A high-performance tokenization and analysis implementation for full-text search. Provides a UAX #29 compliant tokenizer, implemented with a hand-rolled deterministic finite automaton (DFA). Includes a complete analyzer implementation, with support for lowercasing, ASCII case folding, stemming & stopword removal.
Currently in production at turbopuffer powering the word_v4 tokenizer.
Throughput over 64 MiB of English Wikipedia article text (cargo bench), running on an M5 Pro.

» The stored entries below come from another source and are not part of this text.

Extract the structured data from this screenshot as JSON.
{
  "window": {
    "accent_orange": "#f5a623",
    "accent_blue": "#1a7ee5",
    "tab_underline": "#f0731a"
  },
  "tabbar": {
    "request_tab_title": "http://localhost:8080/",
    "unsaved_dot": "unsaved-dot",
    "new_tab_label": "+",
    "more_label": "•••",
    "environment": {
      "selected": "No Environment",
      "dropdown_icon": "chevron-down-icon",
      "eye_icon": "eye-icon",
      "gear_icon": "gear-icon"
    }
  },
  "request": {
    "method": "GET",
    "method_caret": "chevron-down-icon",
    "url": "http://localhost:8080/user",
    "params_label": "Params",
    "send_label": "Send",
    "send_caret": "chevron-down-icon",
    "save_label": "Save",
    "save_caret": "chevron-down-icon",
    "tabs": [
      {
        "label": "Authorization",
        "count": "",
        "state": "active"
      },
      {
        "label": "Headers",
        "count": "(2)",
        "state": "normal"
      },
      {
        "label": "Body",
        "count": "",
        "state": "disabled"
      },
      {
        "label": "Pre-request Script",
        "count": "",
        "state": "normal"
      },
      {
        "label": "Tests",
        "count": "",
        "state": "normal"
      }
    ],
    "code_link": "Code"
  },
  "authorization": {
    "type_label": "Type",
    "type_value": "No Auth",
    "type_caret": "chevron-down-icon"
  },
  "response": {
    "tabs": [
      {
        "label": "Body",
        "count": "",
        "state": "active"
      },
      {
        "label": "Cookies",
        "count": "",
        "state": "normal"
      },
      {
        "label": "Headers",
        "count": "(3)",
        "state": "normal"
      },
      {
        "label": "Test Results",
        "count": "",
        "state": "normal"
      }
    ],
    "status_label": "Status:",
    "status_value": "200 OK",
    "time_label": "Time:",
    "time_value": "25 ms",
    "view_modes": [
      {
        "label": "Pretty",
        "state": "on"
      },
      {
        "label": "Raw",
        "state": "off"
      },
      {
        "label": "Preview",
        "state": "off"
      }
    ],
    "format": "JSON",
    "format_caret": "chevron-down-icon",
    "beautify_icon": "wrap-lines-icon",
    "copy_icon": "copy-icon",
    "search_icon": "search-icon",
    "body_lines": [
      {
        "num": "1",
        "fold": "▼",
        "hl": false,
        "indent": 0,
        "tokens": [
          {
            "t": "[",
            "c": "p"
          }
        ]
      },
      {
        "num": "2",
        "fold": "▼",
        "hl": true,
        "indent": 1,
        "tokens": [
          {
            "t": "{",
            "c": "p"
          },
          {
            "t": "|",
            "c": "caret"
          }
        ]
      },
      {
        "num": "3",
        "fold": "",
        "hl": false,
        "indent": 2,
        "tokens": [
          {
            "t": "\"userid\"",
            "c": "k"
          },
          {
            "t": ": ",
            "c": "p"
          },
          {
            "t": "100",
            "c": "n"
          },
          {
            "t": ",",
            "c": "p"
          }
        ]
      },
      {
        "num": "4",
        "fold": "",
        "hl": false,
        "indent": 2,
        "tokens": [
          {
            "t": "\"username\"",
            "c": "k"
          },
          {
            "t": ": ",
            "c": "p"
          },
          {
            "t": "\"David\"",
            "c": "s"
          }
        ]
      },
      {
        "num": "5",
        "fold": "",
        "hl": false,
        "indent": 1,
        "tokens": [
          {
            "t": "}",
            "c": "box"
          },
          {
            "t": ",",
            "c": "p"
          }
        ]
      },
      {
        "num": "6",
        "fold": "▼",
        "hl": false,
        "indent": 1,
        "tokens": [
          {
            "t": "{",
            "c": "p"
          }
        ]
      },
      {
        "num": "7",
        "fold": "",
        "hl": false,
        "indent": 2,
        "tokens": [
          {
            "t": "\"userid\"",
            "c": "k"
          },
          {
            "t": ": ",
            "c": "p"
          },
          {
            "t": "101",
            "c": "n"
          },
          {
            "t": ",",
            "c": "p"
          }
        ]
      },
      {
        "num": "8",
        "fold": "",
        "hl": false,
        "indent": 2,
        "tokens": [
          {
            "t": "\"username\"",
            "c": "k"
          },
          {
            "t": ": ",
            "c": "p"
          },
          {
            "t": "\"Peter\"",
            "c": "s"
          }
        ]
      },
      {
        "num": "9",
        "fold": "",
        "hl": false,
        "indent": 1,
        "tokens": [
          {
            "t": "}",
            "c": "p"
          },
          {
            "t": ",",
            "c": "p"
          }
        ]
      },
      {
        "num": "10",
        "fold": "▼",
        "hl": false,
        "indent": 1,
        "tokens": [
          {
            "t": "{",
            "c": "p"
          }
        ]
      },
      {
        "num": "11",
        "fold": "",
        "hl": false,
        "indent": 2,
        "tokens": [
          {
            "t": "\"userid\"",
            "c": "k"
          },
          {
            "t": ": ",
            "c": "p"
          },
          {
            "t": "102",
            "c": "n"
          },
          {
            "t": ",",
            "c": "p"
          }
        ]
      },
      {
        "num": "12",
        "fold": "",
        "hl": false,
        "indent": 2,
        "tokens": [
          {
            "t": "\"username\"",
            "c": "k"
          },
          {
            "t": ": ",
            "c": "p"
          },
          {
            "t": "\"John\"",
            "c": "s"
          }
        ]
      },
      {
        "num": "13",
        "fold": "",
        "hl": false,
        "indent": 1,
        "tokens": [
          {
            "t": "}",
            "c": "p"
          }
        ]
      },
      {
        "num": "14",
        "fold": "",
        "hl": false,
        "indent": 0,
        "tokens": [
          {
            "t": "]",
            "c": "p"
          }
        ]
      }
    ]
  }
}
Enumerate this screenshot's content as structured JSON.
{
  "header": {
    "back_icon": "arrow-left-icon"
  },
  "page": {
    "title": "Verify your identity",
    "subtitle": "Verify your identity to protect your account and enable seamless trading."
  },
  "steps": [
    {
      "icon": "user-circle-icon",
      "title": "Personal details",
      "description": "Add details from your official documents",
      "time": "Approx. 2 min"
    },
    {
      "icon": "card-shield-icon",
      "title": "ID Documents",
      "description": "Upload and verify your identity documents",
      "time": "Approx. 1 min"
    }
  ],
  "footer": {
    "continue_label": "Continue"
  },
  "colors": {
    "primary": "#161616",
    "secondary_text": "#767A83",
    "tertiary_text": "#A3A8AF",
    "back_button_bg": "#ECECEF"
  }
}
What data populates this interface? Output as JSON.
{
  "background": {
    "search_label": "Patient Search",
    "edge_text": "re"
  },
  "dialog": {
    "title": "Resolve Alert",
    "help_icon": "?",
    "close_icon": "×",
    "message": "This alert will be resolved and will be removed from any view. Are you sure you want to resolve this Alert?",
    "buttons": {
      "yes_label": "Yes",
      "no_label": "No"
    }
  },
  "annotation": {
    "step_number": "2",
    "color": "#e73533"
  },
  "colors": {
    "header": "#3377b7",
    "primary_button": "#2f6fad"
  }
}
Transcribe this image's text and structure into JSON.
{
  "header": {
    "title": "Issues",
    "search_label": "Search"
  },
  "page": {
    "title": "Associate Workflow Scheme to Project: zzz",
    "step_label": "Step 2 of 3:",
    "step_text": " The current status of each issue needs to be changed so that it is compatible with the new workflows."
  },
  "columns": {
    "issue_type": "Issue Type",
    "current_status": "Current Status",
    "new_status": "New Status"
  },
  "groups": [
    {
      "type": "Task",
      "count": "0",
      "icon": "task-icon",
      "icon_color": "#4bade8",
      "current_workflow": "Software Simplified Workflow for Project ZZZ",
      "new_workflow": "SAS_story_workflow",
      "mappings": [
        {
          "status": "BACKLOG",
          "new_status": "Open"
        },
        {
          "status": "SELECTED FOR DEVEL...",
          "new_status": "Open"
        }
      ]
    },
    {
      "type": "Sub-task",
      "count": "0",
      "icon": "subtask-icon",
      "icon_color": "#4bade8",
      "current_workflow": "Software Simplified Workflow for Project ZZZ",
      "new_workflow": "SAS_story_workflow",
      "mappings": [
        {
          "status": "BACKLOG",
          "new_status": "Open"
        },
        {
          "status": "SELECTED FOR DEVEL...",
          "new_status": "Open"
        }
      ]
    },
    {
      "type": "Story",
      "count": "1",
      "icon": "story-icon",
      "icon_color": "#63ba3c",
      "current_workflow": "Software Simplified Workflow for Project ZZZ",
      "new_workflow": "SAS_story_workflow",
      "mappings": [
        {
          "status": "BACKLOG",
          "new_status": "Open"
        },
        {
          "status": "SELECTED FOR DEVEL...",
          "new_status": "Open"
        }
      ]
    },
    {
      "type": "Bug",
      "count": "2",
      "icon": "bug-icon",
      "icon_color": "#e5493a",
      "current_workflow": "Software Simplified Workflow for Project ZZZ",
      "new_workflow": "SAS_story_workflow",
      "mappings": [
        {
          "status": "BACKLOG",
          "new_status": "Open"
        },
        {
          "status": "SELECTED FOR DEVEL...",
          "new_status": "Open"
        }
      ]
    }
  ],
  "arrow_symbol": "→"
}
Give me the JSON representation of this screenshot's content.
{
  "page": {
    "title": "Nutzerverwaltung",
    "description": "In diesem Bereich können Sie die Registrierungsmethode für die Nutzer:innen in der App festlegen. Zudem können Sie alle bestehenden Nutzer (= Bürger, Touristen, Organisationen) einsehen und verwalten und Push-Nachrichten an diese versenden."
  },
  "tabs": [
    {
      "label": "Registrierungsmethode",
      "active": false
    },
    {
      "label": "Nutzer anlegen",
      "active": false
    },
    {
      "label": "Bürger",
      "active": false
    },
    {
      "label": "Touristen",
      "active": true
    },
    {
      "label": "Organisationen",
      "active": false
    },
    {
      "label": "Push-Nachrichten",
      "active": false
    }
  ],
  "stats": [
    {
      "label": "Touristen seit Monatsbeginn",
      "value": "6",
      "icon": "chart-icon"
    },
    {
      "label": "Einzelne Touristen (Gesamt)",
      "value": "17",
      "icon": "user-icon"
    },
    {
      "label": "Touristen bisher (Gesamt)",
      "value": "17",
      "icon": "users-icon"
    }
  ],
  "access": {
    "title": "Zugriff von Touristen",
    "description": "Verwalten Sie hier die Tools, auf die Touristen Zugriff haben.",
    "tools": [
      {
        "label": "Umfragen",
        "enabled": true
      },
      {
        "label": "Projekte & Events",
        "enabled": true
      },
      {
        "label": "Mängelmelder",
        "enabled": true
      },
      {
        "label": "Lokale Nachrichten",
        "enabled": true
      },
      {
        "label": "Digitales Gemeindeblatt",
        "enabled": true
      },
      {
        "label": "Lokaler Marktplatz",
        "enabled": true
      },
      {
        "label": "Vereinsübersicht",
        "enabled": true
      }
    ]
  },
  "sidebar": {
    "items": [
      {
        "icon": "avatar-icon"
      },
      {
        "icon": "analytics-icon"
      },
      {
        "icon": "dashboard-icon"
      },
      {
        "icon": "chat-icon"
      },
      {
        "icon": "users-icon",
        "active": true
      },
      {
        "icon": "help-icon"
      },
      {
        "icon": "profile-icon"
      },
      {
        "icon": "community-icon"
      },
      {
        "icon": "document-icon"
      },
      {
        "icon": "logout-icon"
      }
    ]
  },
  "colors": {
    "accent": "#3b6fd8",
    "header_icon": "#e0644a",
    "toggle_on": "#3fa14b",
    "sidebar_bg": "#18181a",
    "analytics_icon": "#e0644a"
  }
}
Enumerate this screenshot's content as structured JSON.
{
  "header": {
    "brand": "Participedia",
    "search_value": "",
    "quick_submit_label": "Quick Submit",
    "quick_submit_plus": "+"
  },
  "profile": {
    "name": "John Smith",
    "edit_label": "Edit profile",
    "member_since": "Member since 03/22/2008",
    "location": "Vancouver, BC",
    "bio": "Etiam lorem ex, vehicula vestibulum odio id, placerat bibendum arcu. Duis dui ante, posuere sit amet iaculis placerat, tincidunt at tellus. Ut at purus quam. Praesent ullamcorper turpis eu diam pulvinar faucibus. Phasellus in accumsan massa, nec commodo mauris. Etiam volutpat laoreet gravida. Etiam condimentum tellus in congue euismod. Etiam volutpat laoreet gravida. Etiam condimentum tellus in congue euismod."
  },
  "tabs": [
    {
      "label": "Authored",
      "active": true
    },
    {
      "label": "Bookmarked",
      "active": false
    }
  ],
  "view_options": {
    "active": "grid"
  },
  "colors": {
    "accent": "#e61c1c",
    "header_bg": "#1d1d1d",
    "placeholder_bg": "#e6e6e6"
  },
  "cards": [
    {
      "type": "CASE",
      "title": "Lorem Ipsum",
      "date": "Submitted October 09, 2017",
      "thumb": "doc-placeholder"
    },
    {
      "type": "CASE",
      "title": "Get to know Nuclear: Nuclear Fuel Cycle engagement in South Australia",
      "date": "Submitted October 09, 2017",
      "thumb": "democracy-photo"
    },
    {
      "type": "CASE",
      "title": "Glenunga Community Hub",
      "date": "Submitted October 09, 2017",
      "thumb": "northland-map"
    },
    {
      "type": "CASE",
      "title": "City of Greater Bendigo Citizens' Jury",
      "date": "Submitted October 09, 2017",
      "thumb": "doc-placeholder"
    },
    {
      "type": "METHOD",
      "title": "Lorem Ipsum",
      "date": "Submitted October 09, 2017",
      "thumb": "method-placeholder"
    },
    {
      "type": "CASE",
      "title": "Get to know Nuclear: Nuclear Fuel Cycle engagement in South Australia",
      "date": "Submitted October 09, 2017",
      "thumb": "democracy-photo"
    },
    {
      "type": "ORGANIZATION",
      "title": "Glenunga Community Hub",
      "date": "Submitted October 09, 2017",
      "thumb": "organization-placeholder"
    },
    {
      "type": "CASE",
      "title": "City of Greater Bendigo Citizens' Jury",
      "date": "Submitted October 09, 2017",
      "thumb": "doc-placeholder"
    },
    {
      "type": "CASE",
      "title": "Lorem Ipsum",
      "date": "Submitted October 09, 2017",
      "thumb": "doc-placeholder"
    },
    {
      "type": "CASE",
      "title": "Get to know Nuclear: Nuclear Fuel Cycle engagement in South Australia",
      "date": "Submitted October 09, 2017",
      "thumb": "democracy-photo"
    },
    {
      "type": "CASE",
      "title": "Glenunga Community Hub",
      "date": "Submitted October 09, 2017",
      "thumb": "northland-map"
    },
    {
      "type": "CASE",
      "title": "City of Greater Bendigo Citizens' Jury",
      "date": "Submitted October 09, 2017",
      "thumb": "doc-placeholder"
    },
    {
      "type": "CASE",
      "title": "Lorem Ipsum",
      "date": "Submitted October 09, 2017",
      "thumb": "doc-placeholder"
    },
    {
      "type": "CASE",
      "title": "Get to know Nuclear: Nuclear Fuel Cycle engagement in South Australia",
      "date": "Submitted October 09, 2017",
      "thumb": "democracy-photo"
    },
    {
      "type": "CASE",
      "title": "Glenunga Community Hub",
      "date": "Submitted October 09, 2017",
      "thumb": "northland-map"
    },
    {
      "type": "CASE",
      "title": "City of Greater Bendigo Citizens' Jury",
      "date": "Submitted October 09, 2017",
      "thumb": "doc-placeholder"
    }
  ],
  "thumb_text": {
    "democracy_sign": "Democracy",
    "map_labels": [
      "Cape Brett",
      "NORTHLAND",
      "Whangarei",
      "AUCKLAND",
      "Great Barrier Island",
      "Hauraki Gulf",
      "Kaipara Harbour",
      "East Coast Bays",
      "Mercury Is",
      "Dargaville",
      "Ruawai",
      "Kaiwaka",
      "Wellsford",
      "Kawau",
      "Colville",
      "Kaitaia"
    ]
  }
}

Numbers are the median of 16 samples.
Tokenization (benches/wikipedia.rs, wikipedia group):
| Benchmark | Throughput |
|---|---|
| word break | 508 MiB/s |
word break + word_like |
490 MiB/s |
| sentence break | 465 MiB/s |
Analysis (benches/wikipedia.rs, analysis group) — each row adds one stage to the pipeline,
so the deltas approximate each filter's marginal cost:
| Pipeline | Throughput |
|---|---|
| tokenize only (case sensitive) | 415 MiB/s |
| + lowercase | 324 MiB/s |
| + stopword removal (English) | 283 MiB/s |
| + stemming (English) | 132 MiB/s |
| full (max length + stopwords + stemming + ASCII fold) | 126 MiB/s |
Reproduce with cargo bench --bench wikipedia (first run downloads the Wikipedia dataset into
.cache/).